Thursday, January 30, 2014

Why Disney,Riordan and Roth got it right,even if you think it's wrong

Rick Riordan, Veronica Roth and the producers of Disney Channel's Good Luck Charlie have taken bold steps recently into controversial territory, and I think they should be applauded. All of them have written gay characters into their stories, and they have done so with dignity. In House of Hades of the Heroes of Olympus Series a character painfully, struggles to come out to some but not all of his friends, as he fears rejection. In Allegiant by Veronica Roth, another character is casually outed and talks briefly about how he has to keep it hidden because of society's wish to keep things pure. In Good Luck Charlie, Charlie has a friend with two mommies.
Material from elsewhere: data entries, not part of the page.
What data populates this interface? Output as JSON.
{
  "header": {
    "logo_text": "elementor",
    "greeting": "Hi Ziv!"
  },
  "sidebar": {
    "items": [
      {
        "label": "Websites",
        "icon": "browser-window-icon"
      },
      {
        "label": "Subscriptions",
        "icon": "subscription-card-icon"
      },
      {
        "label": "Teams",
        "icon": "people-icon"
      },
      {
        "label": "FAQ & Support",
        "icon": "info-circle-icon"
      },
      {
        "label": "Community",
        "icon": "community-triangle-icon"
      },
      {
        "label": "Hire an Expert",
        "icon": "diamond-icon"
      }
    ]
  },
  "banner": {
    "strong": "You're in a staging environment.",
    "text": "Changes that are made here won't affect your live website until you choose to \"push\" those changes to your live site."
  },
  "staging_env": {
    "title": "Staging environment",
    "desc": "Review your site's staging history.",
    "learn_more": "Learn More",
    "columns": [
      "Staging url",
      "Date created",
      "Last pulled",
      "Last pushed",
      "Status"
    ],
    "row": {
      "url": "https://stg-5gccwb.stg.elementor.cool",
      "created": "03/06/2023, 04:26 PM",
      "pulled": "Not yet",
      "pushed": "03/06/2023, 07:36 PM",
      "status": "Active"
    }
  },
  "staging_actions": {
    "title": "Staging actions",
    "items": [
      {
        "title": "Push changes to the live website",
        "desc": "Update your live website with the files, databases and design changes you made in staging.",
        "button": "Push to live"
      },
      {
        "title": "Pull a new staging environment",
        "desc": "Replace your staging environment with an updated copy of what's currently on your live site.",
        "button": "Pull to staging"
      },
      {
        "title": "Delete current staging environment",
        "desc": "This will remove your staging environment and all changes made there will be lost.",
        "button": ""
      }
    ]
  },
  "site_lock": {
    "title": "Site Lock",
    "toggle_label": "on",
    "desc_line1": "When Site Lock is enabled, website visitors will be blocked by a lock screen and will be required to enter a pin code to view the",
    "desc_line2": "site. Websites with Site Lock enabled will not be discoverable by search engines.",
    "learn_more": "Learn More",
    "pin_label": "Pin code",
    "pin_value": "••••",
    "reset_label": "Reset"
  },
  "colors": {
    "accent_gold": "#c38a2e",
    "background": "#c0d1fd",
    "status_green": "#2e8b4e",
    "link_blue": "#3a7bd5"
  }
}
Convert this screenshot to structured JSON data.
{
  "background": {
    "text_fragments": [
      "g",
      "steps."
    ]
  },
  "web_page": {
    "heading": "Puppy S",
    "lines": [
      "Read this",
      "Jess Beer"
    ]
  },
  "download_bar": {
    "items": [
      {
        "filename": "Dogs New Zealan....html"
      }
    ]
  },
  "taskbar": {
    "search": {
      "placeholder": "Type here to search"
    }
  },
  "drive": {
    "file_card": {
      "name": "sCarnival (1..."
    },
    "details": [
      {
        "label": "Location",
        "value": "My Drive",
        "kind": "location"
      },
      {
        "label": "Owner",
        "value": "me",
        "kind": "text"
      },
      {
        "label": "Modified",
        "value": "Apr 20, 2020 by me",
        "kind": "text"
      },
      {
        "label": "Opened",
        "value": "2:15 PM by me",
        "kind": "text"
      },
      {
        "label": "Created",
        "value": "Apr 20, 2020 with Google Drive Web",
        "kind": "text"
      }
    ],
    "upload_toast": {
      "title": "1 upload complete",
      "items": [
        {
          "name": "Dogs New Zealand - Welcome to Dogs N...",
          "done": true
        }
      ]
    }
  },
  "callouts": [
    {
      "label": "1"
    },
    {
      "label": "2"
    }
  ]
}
In none of these stories was homosexuality a huge issue or agenda, instead it was part of life. It was a friend of a main character struggling, or just living their lives as a gay person. In the Riordan series also published by Disney, it took two series and 12 books for this issue to even be identified.I am grateful that these people have chosen to write characters into their stories that all kids can identify with, despite all the boycotters they may face. I am grateful that there is a place in kids' pop culture where kids that struggle with these things can see themselves, and where other kids can see them, and I don't think that compromises my faith, my Biblical Interpretation or the moral fabric of my family.

No matter how you feel about homosexuality, it is real, it is present, and it is all around you. People are struggling with their sexual identity and trying to live comfortably in their own skin.  Who they are attracted to, or what they do in the privacy of their bedroom, should not define them, lessen who they are as people, or the issues they struggle with. Having gay characters in children's literature and TV does not corrupt our society, it doesn't support their bedroom habits, or break down society. It creates empathy, it recognizes the pain of human existence, it sees past the superficial, and brings dignity to the person, and that helps society. That fosters good will toward your fellow man. That builds strong families.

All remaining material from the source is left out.